Follow the money is how all the other free churches operate, more or less. It describes a situation in which a church (or for Methodists a circuit) gets the ministry it can pay for. Given the very centralised nature of URC ministerial finances (where all ministers are paid out of a single Ministry and Mission Fund (M&M) which is raised from the churches through a kind of tax collection operation run by the Synods) this could imply some quite complex calculations, although it could be simplified by working out a cost-per-minister-to-the-Synod by dividing the Synod M&M number by the Synod deployment number. In the case of my Synod, Thames North, this comes out at something between £55,000 and £60,000. Each church could then be allocated the proportion of a minister’s time that they are paying for.

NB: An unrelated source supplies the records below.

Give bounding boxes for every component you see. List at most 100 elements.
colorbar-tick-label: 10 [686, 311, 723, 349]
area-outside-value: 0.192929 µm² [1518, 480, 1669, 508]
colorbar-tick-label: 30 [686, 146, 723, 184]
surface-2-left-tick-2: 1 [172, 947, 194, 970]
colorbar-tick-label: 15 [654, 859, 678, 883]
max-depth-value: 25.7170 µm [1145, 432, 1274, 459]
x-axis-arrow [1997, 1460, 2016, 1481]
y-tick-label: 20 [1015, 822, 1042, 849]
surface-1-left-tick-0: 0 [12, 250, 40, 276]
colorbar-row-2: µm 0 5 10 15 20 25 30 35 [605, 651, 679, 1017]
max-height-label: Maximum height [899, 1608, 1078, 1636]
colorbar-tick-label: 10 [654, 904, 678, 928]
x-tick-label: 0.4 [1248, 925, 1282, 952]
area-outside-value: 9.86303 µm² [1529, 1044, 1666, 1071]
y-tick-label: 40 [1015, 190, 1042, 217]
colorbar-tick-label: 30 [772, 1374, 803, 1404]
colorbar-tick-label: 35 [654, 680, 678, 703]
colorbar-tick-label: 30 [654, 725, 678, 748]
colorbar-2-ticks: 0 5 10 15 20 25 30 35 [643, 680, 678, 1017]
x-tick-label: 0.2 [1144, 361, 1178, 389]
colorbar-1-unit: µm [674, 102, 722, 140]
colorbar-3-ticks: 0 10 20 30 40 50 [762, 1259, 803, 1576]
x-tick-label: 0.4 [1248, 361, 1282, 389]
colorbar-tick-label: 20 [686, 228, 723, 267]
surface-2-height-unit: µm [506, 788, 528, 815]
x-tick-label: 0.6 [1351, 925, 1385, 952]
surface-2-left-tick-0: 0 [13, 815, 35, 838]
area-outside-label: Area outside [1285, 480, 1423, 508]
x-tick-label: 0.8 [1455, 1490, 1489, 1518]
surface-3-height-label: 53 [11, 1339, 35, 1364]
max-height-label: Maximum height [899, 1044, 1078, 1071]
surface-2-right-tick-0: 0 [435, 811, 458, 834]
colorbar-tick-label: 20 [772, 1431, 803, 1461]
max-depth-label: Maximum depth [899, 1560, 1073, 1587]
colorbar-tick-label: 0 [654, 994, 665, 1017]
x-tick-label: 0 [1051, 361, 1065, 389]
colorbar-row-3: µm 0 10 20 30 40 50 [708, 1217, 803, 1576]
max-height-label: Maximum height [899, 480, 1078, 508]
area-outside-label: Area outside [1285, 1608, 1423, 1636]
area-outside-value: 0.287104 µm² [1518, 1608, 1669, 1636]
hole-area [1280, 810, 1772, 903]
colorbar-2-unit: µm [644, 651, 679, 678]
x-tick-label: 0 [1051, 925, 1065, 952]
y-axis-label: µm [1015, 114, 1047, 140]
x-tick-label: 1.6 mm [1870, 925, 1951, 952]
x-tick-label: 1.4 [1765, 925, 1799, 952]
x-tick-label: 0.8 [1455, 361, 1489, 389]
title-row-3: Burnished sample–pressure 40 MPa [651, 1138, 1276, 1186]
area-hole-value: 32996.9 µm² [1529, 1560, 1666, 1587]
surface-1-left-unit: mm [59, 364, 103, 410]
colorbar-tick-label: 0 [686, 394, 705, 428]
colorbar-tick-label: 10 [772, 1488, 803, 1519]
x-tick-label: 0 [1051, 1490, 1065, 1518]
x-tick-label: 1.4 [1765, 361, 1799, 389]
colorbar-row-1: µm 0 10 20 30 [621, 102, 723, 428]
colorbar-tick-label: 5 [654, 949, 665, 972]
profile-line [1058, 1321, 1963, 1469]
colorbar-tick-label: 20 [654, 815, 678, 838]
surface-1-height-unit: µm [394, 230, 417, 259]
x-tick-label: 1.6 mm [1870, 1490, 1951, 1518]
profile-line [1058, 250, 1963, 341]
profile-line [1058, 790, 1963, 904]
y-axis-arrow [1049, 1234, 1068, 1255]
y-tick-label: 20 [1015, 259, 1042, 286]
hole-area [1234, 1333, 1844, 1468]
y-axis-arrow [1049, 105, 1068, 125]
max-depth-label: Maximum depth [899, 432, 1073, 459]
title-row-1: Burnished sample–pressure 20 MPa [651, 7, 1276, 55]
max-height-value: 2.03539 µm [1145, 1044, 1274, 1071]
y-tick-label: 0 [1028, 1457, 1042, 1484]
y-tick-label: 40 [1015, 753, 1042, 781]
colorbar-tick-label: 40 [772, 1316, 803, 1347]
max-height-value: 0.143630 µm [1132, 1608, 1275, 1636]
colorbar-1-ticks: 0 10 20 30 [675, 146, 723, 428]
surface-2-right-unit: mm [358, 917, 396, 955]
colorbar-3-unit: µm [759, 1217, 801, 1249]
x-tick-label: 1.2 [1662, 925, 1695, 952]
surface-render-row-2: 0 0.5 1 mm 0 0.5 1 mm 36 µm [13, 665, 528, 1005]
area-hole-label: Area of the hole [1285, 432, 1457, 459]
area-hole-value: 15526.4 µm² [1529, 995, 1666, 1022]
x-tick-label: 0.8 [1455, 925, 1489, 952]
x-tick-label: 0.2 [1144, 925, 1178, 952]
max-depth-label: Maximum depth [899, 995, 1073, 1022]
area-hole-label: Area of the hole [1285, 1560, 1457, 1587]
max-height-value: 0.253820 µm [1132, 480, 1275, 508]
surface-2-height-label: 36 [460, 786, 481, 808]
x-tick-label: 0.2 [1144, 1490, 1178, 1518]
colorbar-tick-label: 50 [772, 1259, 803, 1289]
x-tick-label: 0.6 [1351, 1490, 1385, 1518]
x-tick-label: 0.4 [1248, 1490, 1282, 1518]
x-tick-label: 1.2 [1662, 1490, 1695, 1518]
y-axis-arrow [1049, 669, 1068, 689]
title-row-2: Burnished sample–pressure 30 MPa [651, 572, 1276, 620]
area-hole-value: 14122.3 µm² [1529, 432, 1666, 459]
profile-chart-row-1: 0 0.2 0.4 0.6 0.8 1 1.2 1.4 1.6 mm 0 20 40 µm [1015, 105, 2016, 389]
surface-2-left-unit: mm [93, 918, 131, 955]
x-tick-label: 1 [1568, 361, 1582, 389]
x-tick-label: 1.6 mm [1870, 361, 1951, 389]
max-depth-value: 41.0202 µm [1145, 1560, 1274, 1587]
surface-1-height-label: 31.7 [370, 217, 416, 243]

A TN church contributing £60,000 would thus get a full time minister, one paying £30,000 half a minister (perhaps with the rest of her time allocated to other churches who between them paid the other £30,000).
Deploy for mission describes a situation in which the deployment of ministers is, in all cases, on the basis of some specific and identifiable tasks or opportunities to serve the Kingdom of God. Each minister would be sent to a specific situation with a set of identified goals or needs which might or might not have anything to do with how many members a church had or how much money it contributed. The Synod of Wales has adopted a fairly radical version of this principle and West Midlands have gone some way down this path.
Practicable pastorates constrain the extent to which either of the first two guidelines can be followed. The average size of a URC congregation is significantly under 50 members. This makes the “count the sheep” principle hard to put into operation. Three average congregations will be 150 members, far too many for a three church pastorate, while two average congregations will be significantly too small. This relies, too, on there being appropriately sized congregations reasonably close to one another and similar enough to want the same (sort of) minister. It isn’t often that all the conditions are in place to enable definition of a pastorate that fits the criteria and so what happens is either an approximation is arrived at or, increasingly, part time pastorates are declared.
Complete coverage would involve defining exactly the number of pastorates we can afford (given the size of M&M currently a little over 400) which include all the churches (currently around 1500). In theory this is the ambition, to have ministry at or in every church, in practice the constraint of practicable pastorates means that we always have a significant numbers of churches which neither have nor have permission to call a minister.
What we shouldn’t do is count sheep. The pastoral task is not “looking after” people, it’s leading them: it isn’t making them feel better or enabling the churches to continue to function, it’s discerning how they should serve the kingdom of God alongside them. This is not significantly easier in a small church or significantly harder in a big one. The great mistake expressed in the sheep counting principle is the idea that ministry is a service to the members of the Church, a mistake in turn expressing the idea that the point of the Church is the salvation of those who are in or who can be brought into it. The Church exists to serve the mission of God to redeem the world and its ministry exists to help it in this.
What we should do is prioritise mission. It is unreasonable, though, to ask churches to define their mission before they are allocated ministry, since, in my experience, discernment of mission is exactly what they need a minister for. My inclination, then, is to say that we should follow the rest of the free churches in “following the money” for, perhaps, 75% of our ministerial deployment with the remaining 25% being sent where mission is best understood. This is not ideal but it is comprehensible and quantifiable.